La France a annoncé, mardi, un renforcement de sa vigilance sanitaire face à l’épidémie d’Ebola de variant Bundibugyo qui sévit actuellement en République démocratique du Congo (RDC) et en Ouganda.

Dans un communiqué, le gouvernement précise que plusieurs ministères se sont réunis à Matignon pour évaluer la situation épidémiologique, alors que l’Organisation mondiale de la santé (OMS) a classé cette flambée comme une « urgence sanitaire de portée internationale ».

Selon les autorités françaises, le risque d’importation du virus vers l’Hexagone et Mayotte reste « très faible ». Cette évaluation s’explique notamment par « l’absence de liaisons aériennes directes avec les zones touchées » et par un mode de transmission limité aux contacts rapprochés avec des personnes symptomatiques.

En Afrique centrale, la situation demeure préoccupante. Les autorités sanitaires recensent déjà 131 décès et 513 cas suspects en RDC dans le cadre de cette nouvelle flambée épidémique. Identifié pour la première fois en 2007, puis à nouveau en 2012, le variant Bundibugyo se transmet par contact direct avec des fluides corporels infectés ou lors de rites funéraires impliquant des personnes contaminées. Son taux de létalité est estimé entre 40 et 50 %, tandis qu’aucun vaccin ni traitement spécifique n’est actuellement disponible.

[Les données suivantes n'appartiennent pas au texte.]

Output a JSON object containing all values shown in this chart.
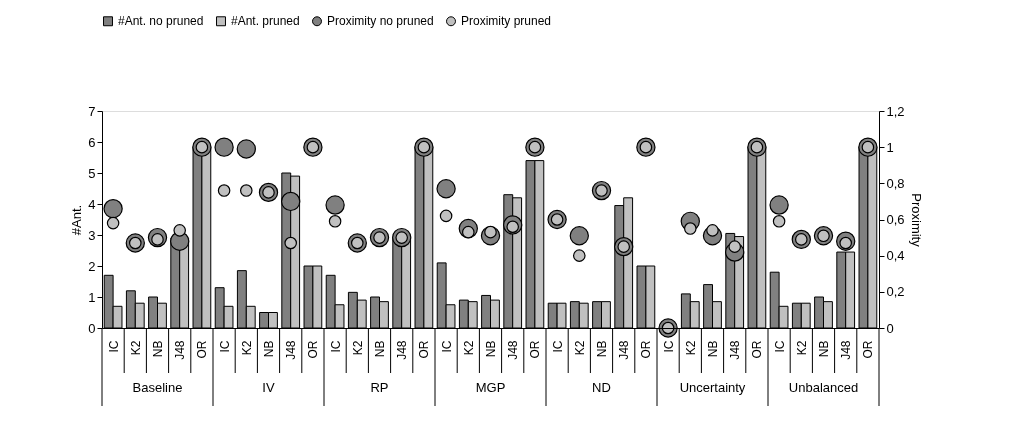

Face à cette menace, Paris a décidé de placer en alerte la préfecture et l’Agence régionale de santé de Mayotte. Les capacités hospitalières et les dispositifs d’isolement y seront renforcés, tout comme l’organisation des prélèvements biologiques et la coordination sanitaire avec La Réunion.

Par ailleurs, des mesures de surveillance ciblent désormais les arrivées de voyageurs et de migrants en provenance d’Afrique de l’Est et de la région des Grands Lacs.

Les autorités françaises recommandent également aux voyageurs se rendant en RDC ou en Ouganda de respecter strictement les consignes sanitaires, notamment l’hygiène des mains, l’évitement de la viande de brousse et l’autosurveillance de la température durant 21 jours après leur retour.